Part # 2 - OCR image text recognition
“ »»

3

# Variable to get the total number of pages

filelimit = image_counter - 1

  
# Create a text file to write the output

outfile = "out_text.txt"

  
# Open the file in add mode so that
# All content of all images is added to one file

f = open (outfile, "a" )

 
# Iterate from 1 to total pages

for i in range ( 1 , filelimit + 1 ):

  

  # Set filename for OCR from

# Again, these files will be:

# page_1.jpg

# page_2.jpg

#. ...

# page_n.jpg

filename = "page_" + str (i) + ". jpg "

  

# Recognize text as a string in an image using pytesserct

text = str (((pytesseract.image_to_string (Image. open (filename)))))

 

# The recognized text is stored in a variable text

# Any string processing can be applied to the text

# Basic formatting was done here

  # In many PDFs, at the end of the line if the word cannot

# be written in full, a hyphen is added.

# The rest of the word is written on the next line

# For example name: this is an example of the text of this word here GeeksF-

# orGeeks - half on the first line, remaining on the next one.

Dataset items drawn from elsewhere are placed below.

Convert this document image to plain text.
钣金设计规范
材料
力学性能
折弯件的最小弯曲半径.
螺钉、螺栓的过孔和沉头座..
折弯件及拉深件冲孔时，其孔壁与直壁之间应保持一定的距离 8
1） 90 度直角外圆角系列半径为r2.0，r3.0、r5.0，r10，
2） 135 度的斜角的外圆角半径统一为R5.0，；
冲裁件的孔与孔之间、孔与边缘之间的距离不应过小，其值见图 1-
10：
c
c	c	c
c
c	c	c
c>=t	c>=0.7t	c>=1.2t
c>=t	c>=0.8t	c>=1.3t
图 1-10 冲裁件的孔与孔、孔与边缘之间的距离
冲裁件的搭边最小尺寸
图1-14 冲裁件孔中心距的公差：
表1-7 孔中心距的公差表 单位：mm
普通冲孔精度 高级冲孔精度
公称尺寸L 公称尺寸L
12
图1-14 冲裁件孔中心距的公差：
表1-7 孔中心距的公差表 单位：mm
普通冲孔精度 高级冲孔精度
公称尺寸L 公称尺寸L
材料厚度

# To remove this, we replace every & # 39; - / n & # 39; to & # 39; & # 39 ;.

text = text.replace ( `-` , ``) 

 

# Finally, write the processed text to a file.

f.write ( text)

 
# Close the file after writing all the text.
f.close ()

Exit:

Input PDF:

Output text file:

As we can see, the PDF pages have been transformed vans in images. The images were then read and the content written to a text file.

Benefits of this method include:

  1. Avoiding text-based conversion from for encoding schemes that lead to data loss.
  2. Even handwritten PDF content can be recognized using OCR.
  3. Only certain PDF pages can be recognized.
  4. Get the text as a variable so that any necessary preprocessing can be done.

Disadvantages of this method include:

  1. Disk storage is used to store images on the local system. Although these images are tiny in size.
  2. Using OCR cannot guarantee 100% accuracy. Considering that a computer-printed PDF provides very high accuracy.
  3. Handwritten PDFs are still recognized, but accuracy depends on various factors such as handwriting, page color, etc.